Der Steinkauz hat bei uns seit Jahrhunderten in unmittelbarer Nähe des Menschen gelebt, oft als Untermieter in Scheunen und Ruinen. Im Gegensatz zu andern Eulen lebt er nicht im Wald.

Seit den 1950er-Jahren verzeichnete man in ganz Mitteleuropa einen drastischen Rückgang und heute sind die kleinen Kobolde grösstenteils verschwunden. Die Gründe sind Intensivierung der Landwirtschaft, fehlende Hochstamm-Obstgärten, Ausmerzen von alten Bäumen, Verlust von extensiv genutzten Wiesen, Rückgang von Grossinsekten durch Pestizideinsatz, Ausdehnung der Siedlungsgebiete.

Steinkauz Menschen


Der Steinkauz, vor allem ein dämmerungs- und nachtaktiver Vogel, ist eine recht kleine und kompakte Eule mit grossem, breitem Kopf und flacher Stirn. Seine Beine sind relativ lang und der Schwanz kurz. Seine Oberseite ist braun, auf dem Scheitel ist der Steinkauz fein und auf der Oberseite kräftiger weiss gesprenkelt. Die Unterseite ist weisslich und dicht braun gestreift. Seine weisslichen Überaugenstreifen vermitteln einen „ernsten" Gesichtsausdruck. Seine Iris ist gelb, der Schnabel gräulich-gelb.

Steinkauz kompakt

Die Nahrung des Steinkauzes bilden Feldmäuse, Kleinvögel, Insekten, Regenwürmer, manchmal auch Reptilien und Amphibien.

Er liebt offene Landschaften mit Hecken, alten Bäumen, Blumenwiesen, Ast- und Steinhaufen und ist ein Höhlenbrüter. Als Nistplatz wählt er oft eine Baumhöhle; im Tessin brütet er fast nur in Gebäuden (alte Rustici). Einen grossen Vorteil bieten heute mardersichere Nistkästen. Ideal sind Nistmöglichkeiten, die zwei bis drei Meter über Boden und im freien Anflug erreichbar sind.

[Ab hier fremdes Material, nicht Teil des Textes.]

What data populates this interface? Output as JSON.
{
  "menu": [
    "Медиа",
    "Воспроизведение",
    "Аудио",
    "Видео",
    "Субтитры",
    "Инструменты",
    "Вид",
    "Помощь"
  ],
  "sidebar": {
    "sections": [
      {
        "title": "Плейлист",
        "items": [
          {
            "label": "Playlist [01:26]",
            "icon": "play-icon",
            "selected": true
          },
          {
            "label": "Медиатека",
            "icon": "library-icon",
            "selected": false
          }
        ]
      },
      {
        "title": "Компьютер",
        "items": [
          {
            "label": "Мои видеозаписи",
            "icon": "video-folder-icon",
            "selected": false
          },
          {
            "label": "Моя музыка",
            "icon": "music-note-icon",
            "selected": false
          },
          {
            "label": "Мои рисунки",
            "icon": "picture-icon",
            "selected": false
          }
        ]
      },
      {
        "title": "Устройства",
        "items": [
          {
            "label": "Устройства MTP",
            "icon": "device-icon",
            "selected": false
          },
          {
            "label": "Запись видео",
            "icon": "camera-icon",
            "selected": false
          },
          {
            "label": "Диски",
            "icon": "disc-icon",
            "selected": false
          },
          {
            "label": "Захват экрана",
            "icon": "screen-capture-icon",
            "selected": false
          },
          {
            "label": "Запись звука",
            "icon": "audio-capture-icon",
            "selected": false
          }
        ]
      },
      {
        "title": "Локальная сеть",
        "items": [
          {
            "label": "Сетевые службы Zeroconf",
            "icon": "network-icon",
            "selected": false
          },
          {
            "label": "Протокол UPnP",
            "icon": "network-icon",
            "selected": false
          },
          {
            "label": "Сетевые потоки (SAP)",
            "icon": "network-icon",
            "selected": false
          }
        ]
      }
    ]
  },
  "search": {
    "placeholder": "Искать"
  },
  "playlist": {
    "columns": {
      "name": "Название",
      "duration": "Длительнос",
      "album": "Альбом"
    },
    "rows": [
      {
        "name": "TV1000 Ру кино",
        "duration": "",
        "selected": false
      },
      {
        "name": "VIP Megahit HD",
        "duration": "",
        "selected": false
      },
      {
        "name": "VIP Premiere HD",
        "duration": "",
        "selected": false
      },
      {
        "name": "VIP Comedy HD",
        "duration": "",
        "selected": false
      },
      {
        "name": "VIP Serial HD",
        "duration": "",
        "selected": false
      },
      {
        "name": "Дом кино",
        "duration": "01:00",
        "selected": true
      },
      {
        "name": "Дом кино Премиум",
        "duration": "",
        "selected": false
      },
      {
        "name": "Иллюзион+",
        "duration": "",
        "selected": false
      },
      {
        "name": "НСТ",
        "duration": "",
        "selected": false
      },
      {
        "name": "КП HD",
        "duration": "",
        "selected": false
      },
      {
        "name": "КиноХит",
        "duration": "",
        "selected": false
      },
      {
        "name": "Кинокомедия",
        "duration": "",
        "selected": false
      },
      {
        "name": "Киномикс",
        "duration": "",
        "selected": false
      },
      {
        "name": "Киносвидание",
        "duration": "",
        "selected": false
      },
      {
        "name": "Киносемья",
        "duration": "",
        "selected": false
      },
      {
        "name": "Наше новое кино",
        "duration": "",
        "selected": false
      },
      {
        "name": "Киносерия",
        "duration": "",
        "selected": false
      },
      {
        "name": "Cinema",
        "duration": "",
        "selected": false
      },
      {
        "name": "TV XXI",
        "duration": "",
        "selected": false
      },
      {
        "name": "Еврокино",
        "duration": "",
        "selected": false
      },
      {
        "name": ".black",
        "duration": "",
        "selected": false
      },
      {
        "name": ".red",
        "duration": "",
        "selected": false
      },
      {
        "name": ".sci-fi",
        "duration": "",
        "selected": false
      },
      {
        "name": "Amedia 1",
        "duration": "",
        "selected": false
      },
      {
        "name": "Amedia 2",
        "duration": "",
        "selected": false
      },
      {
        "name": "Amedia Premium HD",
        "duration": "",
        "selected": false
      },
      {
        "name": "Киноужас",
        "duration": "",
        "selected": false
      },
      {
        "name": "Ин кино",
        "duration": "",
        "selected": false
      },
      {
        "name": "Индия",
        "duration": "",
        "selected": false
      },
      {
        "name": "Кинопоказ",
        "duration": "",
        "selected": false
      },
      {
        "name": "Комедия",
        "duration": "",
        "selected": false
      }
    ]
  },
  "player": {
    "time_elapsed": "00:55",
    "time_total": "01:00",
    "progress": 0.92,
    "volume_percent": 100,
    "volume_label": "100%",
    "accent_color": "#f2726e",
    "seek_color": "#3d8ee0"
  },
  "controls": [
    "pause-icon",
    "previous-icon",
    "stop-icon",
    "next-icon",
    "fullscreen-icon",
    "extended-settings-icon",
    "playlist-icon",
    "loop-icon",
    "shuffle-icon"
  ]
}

Nistmaterial wird nicht eingetragen.

Steinkauz Nistroehre


Zwischen Ende April und Mitte Mai legt das Weibchen im Abstand von etwa 2 Tagen 2 bis 5 Eier, die es ab dem vorletzten oder letzten Ei bebrütet. In dieser Zeit wird es vom Männchen regelmässig mit Nahrung versorgt.

Die Brutzeit beträgt 22 bis 28 Tage; nach dem Schlüpfen werden die Jungen in den ersten 10 Tagen intensiv vom Weibchen gehudert (gewärmt). In dieser Zeit jagt nur das Männchen, danach beteiligt sich auch das Weibchen an der Futterbeschaffung.

Junge Steinkäuze erreichen innert 4 Wochen ihr 10-faches Gewicht! Aber die Sterblichkeit von Nestlingen und Jungvögeln kurz nach dem Ausfliegen ist hoch. Sie fallen vor allem Prädatoren wie Mäusebussard, Fuchs, Rabenkrähe, Marder und Waldkauz zum Opfer. Der Steinkauz steht somit mitten in der Nahrungskette. Er brütet auch nur einmal im Jahr.

Steinkauz Nistkaesten


Es darf nicht sein, dass der Steinkauz sang- und klanglos ausstirbt. Seit dem Jahr 2000 existiert ein trinationales Artenförderungsprogramm mit Deutschland, Frankreich und der Schweiz. Ziel ist es, die jährlich zunehmenden Bestände jenseits der Grenze weiter zu fördern und den Lebensraum in der Schweiz aufzuwerten. Zu den Aufwertungsmassnahmen gehören beispielsweise der Erhalt und das Pflanzen von Hochstammbäumen, dornige Hecken, ungedüngte Wiesen und mardersichere Spezial-Niströhren in Gebieten, wo die Nahrungsverfügbarkeit gewährleistet ist. Gefragt ist auch Mut zu etwas „Unordnung" im Landwirtschaftsgebiet.

Steinkauz Unordnung


Der Steinkauz hat ein ausgeprägtes Sozialverhalten, die Jungkäuze wandern oft nur 8 bis 10 km ab und gründen ein neues Revier. Ungefähr ein Zehntel der Tiere legt aber mehr als 100 km zurück und bewirkt so einen grossräumigen Austausch der Population. Es gibt also berechtigte Hoffnung, dass die Einwanderung von Süddeutschland oder vom Elsass erfolgreich ist. Ein Aussetzen wie beim Bartgeier bringt keinen Erfolg.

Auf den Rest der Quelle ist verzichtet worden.